Keywords: therapeutic anticoagulation, therapeutic interventions, multidisciplinary heart team, multimodality cardiac imaging, mechanical prosthetic valve thrombosis
Introduction
Prosthetic valve thrombosis (PVT) is a serious complication of valve replacement that is associated with high morbidity and mortality, especially with mechanical prostheses. Prompt recognition of the condition is crucial, as it necessitates the urgent initiation of therapeutic interventions to restore valve function and prevent complications. The diagnostic approach to PVT depends on clinical evaluation, echocardiography, and other imaging modalities, including computed tomography (CT) and fluoroscopy. Different therapeutic interventions are available for PVT, including optimization of anticoagulation, fibrinolytic therapy, and surgery [1,2]. The choice of the optimal management strategy is usually individualized and considers various factors, such as the clinical presentation, thrombus burden, presence of obstruction, location of the valve, the patient's surgical risk, and the experience and expertise of the managing team. This report describes the complex and successful management of a challenging case of mechanical mitral valve thrombosis in a patient with a complex surgical history.
Case presentation
A 48-year-old female presented with complaints of dyspnea, orthopnea, and progressively worsening fatigue over the course of two weeks. Her medical history was significant for Ehlers-Danlos syndrome, severe mitral insufficiency that was treated with mitral valve replacement with a bi-leaflet mechanical prosthesis ten years prior to presentation, a chronic interstitial lung disease with recurrent pleural effusions and pneumothoraces that had required bilateral thoracotomies and decortications, and severe autonomic dysfunction that had required permanent pacemaker placement.
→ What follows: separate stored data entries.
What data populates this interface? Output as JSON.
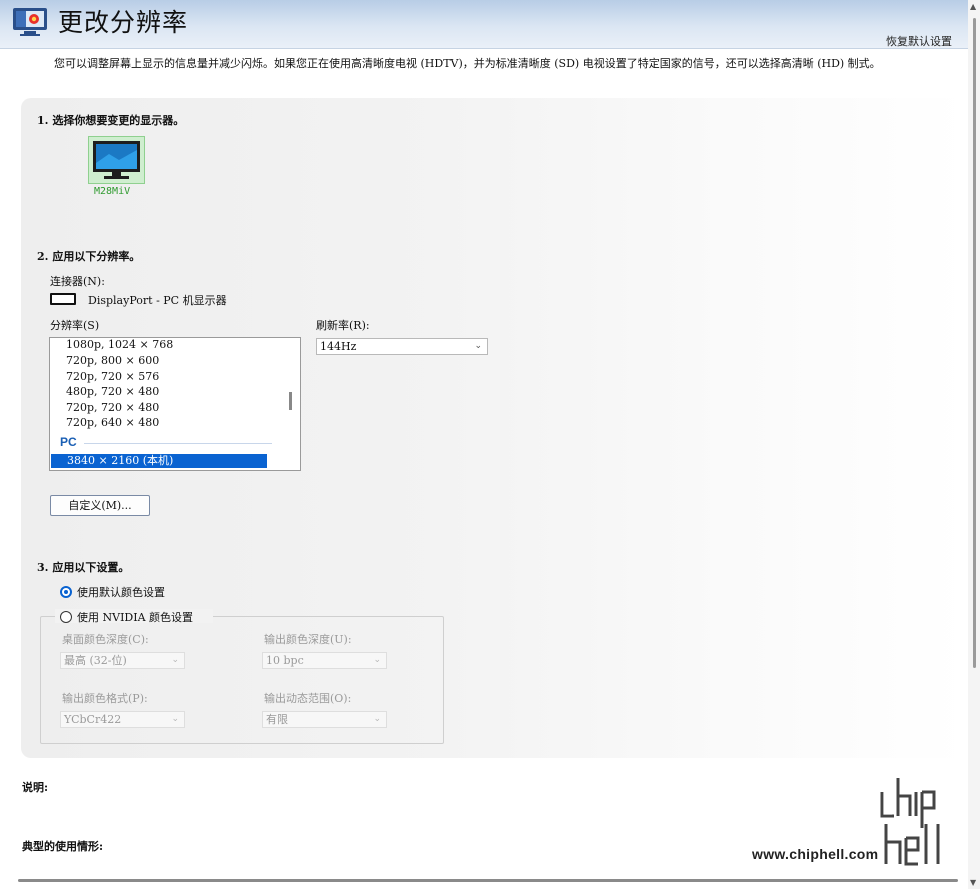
{
  "header": {
    "title": "更改分辨率",
    "restore_link": "恢复默认设置",
    "description": "您可以调整屏幕上显示的信息量并减少闪烁。如果您正在使用高清晰度电视 (HDTV)，并为标准清晰度 (SD) 电视设置了特定国家的信号，还可以选择高清晰 (HD) 制式。"
  },
  "section1": {
    "heading": "1. 选择你想要变更的显示器。",
    "display_name": "M28MiV"
  },
  "section2": {
    "heading": "2. 应用以下分辨率。",
    "connector_label": "连接器(N):",
    "connector_value": "DisplayPort - PC 机显示器",
    "resolution_label": "分辨率(S)",
    "resolutions": [
      "1080p, 1024 × 768",
      "720p, 800 × 600",
      "720p, 720 × 576",
      "480p, 720 × 480",
      "720p, 720 × 480",
      "720p, 640 × 480"
    ],
    "group_header": "PC",
    "selected_resolution": "3840 × 2160 (本机)",
    "refresh_label": "刷新率(R):",
    "refresh_value": "144Hz",
    "custom_button": "自定义(M)..."
  },
  "section3": {
    "heading": "3. 应用以下设置。",
    "radio_default": "使用默认颜色设置",
    "radio_nvidia": "使用 NVIDIA 颜色设置",
    "selected_option": "default",
    "desktop_depth_label": "桌面颜色深度(C):",
    "desktop_depth_value": "最高 (32-位)",
    "output_depth_label": "输出颜色深度(U):",
    "output_depth_value": "10 bpc",
    "output_format_label": "输出颜色格式(P):",
    "output_format_value": "YCbCr422",
    "output_range_label": "输出动态范围(O):",
    "output_range_value": "有限"
  },
  "footer": {
    "explanation_label": "说明:",
    "usage_label": "典型的使用情形:"
  },
  "watermark": {
    "site": "www.chiphell.com"
  },
  "colors": {
    "accent": "#0a63d1",
    "display_green": "#2e9a2e",
    "header_blue": "#b8cde6"
  }
}
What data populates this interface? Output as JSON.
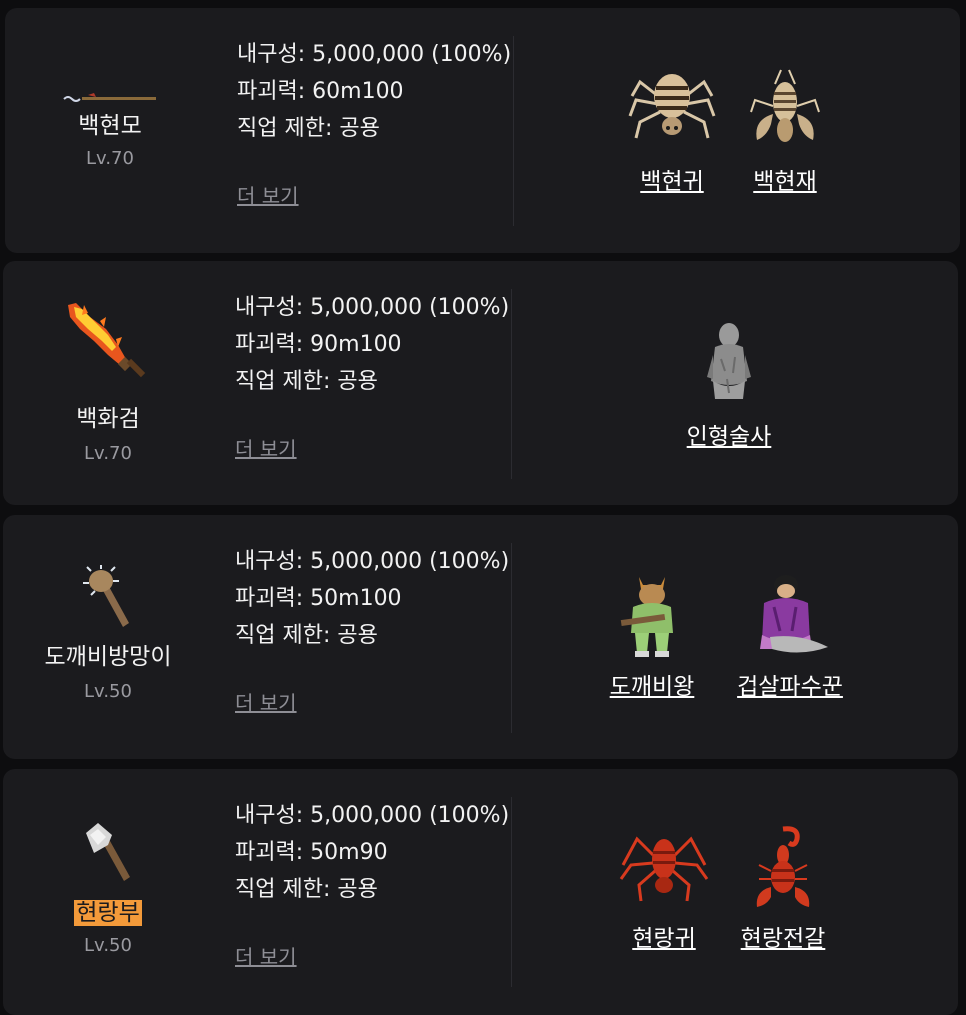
{
  "common": {
    "durability_label": "내구성: ",
    "power_label": "파괴력: ",
    "job_label": "직업 제한: ",
    "more_link": "더 보기"
  },
  "items": [
    {
      "name": "백현모",
      "level": "Lv.70",
      "durability": "5,000,000 (100%)",
      "power": "60m100",
      "job": "공용",
      "icon": "spear-icon",
      "drops": [
        {
          "name": "백현귀",
          "icon": "striped-spider-icon"
        },
        {
          "name": "백현재",
          "icon": "lobster-icon"
        }
      ]
    },
    {
      "name": "백화검",
      "level": "Lv.70",
      "durability": "5,000,000 (100%)",
      "power": "90m100",
      "job": "공용",
      "icon": "flame-sword-icon",
      "drops": [
        {
          "name": "인형술사",
          "icon": "stone-statue-icon"
        }
      ]
    },
    {
      "name": "도깨비방망이",
      "level": "Lv.50",
      "durability": "5,000,000 (100%)",
      "power": "50m100",
      "job": "공용",
      "icon": "spiked-club-icon",
      "drops": [
        {
          "name": "도깨비왕",
          "icon": "goblin-king-icon"
        },
        {
          "name": "겁살파수꾼",
          "icon": "purple-bandit-icon"
        }
      ]
    },
    {
      "name": "현랑부",
      "level": "Lv.50",
      "durability": "5,000,000 (100%)",
      "power": "50m90",
      "job": "공용",
      "icon": "axe-icon",
      "highlight_color": "#f39a3a",
      "drops": [
        {
          "name": "현랑귀",
          "icon": "red-spider-icon"
        },
        {
          "name": "현랑전갈",
          "icon": "red-scorpion-icon"
        }
      ]
    }
  ]
}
Upon evaluation, the patient looked to be in acute distress with increased breathing. Her vital signs showed that her heart rate was 131, her respiratory rate was 27, and her oxygen saturation was low at 85% in ambient air. Her temperature and blood pressure were within normal limits. The physical exam was significant for rales on auscultation of the lung fields bilaterally and for pitting edema in the lower extremities up to the knees. The rest of her physical exam was unremarkable. Initial investigatory work-up showed an elevated level of beta-natriuretic peptide (1553 pg/mL) and intermediately elevated high-sensitivity troponin levels (450 pg/mL) that down-trended shortly after (131 pg/mL). The EKG showed sinus rhythm without signs of active ischemia. Chest radiographs showed cardiomegaly with signs of pulmonary vascular congestion, consistent with the clinical picture of acute congestive heart failure. Further testing revealed an international normalized ratio (INR) of 1.0 in the setting of the patient being noncompliant with her medication regimen, including Warfarin, during the few weeks prior to her presentation.
The patient was admitted to the hospital and started on intravenous (IV) Furosemide as part of the management of a heart failure exacerbation. She was also started on IV Heparin with a plan to bridge to Warfarin therapy given the underlying mechanical mitral prosthesis. Her respiratory status gradually improved throughout the course of her hospital stay, and she was weaned off supplemental oxygen. As part of the complete workup, her transthoracic echocardiogram (TTE) showed normal left ventricular function but revealed right ventricular dysfunction and elevated pressure gradients across the mechanical mitral valve, suggesting severe stenosis. The mitral valve leaflets were not well visualized, and a transesophageal echocardiogram (TEE) was needed to complete the evaluation. TEE revealed a frozen posterior leaflet of the prosthetic valve with an overlying thrombus on the atrial side (Figure 1).
Figure 1. Initial transesophageal echocardiogram.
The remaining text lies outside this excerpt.